Tom: There has been no shortage of drawbacks to this approach – the phrase, “building the plane while flying it,” comes to mind. The biggest drawback has been the time – doing what we have done has taken a lot of time, and I imagine it will continue to take time. However, it is time well spent… developing a framework for an expenditure responsibility grant to be paired with an Equity Raise, for example, took nearly a year, but the innovation, collaboration, business implications, and corresponding social impact and business growth of the grant+equity round was profound. Each one of our rounds and investments has taken a lot of bespoke work, which we plan to streamline in our upcoming round. The other major drawback has been the one that I think we all are experiencing and trying to solve for: Everyone knows we need to measure and value social and environmental impacts, but how do we do that? For us, we have the beginning framework for some of those ideas, but we need the rest of the movement to continue pursuing data-driven solutions that can measure ecosystem biodiversity, nutrient density, carbon sequestration, water retention, soil health, rural economic development, wealth transfer, economic mobility, and more.

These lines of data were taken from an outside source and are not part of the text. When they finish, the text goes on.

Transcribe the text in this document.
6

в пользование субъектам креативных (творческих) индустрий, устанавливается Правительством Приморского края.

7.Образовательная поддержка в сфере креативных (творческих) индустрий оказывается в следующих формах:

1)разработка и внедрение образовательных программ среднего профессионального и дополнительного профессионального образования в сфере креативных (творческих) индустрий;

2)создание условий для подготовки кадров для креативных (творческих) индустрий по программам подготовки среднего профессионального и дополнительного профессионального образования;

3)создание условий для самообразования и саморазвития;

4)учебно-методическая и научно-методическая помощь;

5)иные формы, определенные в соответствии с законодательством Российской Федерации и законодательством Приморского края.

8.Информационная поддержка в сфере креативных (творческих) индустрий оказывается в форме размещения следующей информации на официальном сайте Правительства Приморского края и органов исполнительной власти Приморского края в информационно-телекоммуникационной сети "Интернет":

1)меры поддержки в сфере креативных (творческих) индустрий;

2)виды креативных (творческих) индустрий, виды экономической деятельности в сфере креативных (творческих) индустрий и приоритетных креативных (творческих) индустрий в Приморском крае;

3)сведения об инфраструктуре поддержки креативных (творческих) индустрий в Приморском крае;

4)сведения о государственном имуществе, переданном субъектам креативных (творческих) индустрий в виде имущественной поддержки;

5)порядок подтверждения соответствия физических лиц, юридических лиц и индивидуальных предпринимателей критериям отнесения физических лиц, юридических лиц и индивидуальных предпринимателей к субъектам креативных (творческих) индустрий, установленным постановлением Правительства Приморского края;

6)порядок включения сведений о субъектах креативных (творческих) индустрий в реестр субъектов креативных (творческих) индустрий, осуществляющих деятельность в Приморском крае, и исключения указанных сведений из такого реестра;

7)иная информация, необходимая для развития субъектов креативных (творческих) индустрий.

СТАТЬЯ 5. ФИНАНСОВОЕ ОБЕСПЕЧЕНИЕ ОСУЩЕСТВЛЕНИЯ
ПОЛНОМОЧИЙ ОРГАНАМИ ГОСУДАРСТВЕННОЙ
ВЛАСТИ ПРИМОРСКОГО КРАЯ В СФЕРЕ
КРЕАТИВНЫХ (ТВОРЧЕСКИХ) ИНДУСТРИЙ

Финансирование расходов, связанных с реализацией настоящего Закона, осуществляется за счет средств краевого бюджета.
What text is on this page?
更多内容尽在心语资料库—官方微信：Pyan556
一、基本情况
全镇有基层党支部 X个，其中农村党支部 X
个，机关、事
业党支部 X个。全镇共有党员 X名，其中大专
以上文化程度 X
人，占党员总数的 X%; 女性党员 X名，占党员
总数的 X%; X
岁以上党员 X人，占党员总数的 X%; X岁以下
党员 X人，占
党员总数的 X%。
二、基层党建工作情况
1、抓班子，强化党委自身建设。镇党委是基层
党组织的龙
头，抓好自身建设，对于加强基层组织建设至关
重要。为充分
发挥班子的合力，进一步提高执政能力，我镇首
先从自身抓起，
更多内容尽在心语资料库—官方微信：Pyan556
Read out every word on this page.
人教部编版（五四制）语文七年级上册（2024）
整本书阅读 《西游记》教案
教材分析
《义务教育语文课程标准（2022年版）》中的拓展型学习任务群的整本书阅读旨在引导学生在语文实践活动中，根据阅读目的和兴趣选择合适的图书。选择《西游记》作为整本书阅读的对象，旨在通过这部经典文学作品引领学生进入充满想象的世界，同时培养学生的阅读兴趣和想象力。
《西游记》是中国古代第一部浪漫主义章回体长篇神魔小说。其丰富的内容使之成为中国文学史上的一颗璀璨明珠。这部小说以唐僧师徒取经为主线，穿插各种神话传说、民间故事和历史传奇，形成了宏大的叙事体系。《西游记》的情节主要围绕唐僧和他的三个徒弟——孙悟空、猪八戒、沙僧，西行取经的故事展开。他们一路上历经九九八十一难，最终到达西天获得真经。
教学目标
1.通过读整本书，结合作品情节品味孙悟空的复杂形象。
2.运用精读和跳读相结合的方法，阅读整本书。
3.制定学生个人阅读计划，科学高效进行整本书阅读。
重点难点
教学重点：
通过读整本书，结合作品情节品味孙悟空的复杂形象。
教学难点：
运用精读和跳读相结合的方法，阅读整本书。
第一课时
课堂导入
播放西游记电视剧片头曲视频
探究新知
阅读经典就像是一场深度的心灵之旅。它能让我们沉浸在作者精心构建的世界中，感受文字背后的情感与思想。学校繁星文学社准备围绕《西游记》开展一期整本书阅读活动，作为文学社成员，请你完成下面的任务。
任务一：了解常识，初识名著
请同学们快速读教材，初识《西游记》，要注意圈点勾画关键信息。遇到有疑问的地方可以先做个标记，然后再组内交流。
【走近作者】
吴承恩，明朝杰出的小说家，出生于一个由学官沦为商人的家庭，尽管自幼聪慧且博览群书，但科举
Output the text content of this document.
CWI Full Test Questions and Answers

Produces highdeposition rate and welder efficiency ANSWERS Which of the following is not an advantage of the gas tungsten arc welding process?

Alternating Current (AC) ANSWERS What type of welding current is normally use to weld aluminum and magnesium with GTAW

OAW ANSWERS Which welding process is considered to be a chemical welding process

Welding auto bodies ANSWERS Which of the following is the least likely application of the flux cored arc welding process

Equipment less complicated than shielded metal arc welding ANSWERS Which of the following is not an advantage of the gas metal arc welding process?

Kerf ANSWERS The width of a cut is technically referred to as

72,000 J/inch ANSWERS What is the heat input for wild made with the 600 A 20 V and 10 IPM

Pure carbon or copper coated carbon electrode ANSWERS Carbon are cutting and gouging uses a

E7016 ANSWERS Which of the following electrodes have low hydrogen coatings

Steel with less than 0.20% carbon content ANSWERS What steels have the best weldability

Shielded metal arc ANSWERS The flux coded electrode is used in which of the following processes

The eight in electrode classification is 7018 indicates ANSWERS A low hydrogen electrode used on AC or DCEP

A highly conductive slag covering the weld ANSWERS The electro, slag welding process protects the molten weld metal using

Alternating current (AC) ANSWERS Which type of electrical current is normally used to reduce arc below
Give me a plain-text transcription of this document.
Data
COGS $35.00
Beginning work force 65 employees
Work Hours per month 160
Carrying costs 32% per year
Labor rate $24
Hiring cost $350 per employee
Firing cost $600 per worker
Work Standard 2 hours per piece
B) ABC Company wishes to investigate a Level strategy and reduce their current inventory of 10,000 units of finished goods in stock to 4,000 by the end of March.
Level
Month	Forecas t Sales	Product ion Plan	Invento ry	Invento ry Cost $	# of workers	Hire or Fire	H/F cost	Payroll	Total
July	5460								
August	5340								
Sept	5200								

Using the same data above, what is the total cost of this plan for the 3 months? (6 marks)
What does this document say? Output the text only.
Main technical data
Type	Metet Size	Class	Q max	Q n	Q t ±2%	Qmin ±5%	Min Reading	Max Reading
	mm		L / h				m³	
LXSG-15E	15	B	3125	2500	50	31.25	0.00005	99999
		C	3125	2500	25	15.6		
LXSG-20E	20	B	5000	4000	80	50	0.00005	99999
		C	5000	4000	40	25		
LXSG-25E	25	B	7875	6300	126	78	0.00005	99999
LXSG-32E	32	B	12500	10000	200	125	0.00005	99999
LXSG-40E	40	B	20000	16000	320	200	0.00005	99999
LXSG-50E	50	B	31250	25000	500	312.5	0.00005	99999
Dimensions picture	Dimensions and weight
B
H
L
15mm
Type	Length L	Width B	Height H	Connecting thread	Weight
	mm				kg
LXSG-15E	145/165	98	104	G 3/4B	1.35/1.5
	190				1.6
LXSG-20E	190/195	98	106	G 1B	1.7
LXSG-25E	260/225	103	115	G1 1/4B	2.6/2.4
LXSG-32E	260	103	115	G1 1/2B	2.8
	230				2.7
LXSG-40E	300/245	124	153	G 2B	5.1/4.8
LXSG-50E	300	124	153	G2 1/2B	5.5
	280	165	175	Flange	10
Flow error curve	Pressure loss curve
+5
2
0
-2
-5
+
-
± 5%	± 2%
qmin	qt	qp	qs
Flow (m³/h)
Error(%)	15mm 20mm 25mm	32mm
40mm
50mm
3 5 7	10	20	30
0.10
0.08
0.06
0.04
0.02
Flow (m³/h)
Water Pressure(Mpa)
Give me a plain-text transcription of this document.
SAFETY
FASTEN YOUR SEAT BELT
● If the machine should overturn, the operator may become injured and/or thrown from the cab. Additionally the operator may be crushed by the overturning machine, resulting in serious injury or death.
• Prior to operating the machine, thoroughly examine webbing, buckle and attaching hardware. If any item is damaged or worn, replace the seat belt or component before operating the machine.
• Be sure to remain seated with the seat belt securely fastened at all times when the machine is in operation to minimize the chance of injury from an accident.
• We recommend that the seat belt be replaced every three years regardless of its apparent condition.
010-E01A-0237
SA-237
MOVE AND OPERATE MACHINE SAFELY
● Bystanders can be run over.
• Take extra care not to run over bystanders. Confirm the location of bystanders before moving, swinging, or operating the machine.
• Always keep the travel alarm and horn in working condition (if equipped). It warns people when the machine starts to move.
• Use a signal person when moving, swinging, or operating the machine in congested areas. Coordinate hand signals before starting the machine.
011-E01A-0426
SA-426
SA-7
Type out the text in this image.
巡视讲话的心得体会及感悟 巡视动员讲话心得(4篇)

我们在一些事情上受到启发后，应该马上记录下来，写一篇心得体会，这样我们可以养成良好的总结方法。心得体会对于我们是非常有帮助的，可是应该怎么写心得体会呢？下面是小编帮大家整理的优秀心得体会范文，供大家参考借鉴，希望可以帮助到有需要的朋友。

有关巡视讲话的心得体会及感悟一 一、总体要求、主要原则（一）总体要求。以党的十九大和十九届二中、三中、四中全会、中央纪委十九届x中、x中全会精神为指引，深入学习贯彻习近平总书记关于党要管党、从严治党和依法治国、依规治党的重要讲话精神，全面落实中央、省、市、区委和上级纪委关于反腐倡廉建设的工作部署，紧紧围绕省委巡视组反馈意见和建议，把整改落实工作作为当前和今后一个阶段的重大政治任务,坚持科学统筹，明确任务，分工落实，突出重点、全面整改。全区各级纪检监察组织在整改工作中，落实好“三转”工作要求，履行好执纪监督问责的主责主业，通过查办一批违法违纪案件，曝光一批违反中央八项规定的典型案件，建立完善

We – the collective “we” – are not there yet, but we need to keep moving forward with the intention of building the new framework of the future.
“If you don’t die, you always have a chance for all your dreams to come true!”
What are your next steps as an organization?
Tom: To meet the rapidly growing demand for local, sustainably produced, and equitably sourced food, 4P Foods has fostered relationships with over 200 farmers through the mid-Atlantic. For this to scale, 4P is expanding its relationships with a set of regional grower networks. Each network – including informal grower communities, farmer cooperatives, and more formally structured food hubs – works with a group of farmers to help them get “contract ready.” This includes providing critical technical assistance such as food-safety certification, transitioning to regenerative farming practices, meeting 4P’s packaging standards, and accessing capital to meet demand. Together, these networks are stitched together with technology and infrastructure, resulting in the alternative to industrial, linear, extractive supply chains in the form of regional, regenerative, supply webs.
What’s the most important lesson you have learned on your journey so far?
Tom: As one of my mentors told me along the way, after one of our many near-death experiences as a company: “If you don’t die, you always have a chance for all your dreams to come true!”